Herman Webster Mudgett paid his way through the University of Michigan by defrauding insurance companies with cadavers from the school’s Department of Medicine and Surgery. After he graduated in 1884 he changed his name to H.H. Holmes, an homage to Sir Arthur Conan Doyle’s fictional detective, and made his way to Chicago.
He worked at a drugstore, and after the owner died Holmes conned his widow into handing over the place. Eventually, using the drugstore as a front, he obtained enough money to buy the property across the street. He drew up plans for what became known as his Murder Castle.
He finished the building in 1892, just as the Columbian Exposition world’s fair was getting ready nearby. The first floor was separated into storefronts, including the migrated drugstore, the third floor was sectioned into apartments, and the second floor contained soundproof rooms and a chute that went down to a crematorium in the basement.

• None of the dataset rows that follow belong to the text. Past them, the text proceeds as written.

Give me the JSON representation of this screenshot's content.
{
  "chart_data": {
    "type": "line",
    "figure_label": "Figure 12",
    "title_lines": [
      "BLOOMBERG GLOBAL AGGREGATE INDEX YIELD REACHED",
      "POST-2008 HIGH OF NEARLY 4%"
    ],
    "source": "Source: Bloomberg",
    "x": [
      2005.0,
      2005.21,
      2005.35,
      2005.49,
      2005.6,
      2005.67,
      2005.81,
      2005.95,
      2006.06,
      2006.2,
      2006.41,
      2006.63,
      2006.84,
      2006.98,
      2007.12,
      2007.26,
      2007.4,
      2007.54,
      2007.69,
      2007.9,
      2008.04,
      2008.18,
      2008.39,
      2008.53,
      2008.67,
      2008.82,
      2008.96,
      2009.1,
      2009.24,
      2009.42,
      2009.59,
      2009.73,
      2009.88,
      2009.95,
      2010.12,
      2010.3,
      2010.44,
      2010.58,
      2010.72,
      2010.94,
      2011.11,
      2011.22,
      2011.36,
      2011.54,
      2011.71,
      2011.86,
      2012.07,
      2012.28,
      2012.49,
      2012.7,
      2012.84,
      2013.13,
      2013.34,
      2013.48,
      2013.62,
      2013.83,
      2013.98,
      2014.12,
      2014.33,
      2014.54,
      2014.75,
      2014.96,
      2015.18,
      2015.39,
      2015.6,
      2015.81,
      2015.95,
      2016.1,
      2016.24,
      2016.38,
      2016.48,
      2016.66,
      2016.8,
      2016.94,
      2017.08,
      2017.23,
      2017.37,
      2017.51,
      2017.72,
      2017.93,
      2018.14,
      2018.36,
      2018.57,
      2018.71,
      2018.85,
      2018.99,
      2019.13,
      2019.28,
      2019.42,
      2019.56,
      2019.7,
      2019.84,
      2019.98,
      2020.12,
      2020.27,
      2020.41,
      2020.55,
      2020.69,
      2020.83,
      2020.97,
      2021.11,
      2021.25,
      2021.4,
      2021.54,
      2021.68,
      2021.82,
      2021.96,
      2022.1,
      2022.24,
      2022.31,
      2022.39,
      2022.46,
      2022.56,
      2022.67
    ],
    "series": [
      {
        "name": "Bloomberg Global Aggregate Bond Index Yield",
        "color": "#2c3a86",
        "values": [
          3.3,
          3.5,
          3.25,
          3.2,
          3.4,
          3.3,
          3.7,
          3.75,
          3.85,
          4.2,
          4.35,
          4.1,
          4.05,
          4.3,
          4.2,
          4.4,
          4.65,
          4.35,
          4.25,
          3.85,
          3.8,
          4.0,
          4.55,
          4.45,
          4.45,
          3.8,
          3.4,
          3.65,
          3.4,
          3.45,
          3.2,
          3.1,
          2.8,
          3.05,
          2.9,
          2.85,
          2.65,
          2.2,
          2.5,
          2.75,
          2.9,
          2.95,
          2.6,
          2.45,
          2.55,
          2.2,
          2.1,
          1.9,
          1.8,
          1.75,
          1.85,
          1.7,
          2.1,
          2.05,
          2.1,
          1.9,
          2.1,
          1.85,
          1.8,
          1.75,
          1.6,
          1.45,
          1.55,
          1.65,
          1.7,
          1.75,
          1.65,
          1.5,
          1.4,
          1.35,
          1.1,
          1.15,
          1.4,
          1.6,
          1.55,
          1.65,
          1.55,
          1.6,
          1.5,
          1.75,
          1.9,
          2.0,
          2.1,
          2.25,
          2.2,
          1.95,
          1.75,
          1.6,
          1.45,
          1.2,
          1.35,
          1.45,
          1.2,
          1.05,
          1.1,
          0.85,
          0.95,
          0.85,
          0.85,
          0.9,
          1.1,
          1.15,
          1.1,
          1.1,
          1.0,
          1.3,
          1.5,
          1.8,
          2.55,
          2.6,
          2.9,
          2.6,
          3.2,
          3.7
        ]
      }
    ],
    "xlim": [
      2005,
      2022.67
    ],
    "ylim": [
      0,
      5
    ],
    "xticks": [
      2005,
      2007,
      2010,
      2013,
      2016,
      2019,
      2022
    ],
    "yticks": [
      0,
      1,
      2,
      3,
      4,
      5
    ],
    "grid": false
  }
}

After Holmes fled Chicago in ‘93, he killed Benjamin Pitezel in another insurance scam. A detective, Frank Geyer, was simply looking into the fraudulent claims when it soon became apparent Holmes had killed Pitezel. Geyer’s findings led him to the bodies of Pitezel’s three children and eventually to the Murder Castle, sealing Holmes’ fate.
On May 7, 1896, Dr. Henry Howard Holmes was hanged to death for six counts of attempted murder and four counts of first-degree murder. He requested the extra deep cement burial to prevent any potential grave robbers or medical examinations, and rumors have persisted that this was a way to avoid anyone discovering the body isn’t actually his.
He was smart, charming, and handsome, and he preyed on young women, many of whom had just left home for the first time. There are claims he killed as few as nine and as many as 200 people. In prison he penned the book Holmes’ Own Story, which contends he was wrongfully accused of 22 murders. Newspapers paid him $7,500 for his confession of killing 27 people, but it was filled with contradictions and he recanted it on the gallows anyway. It did include one haunting admission: “I was born with the devil in me. I could not help the fact that I was a murderer, no more than the poet can help the inspiration to sing.”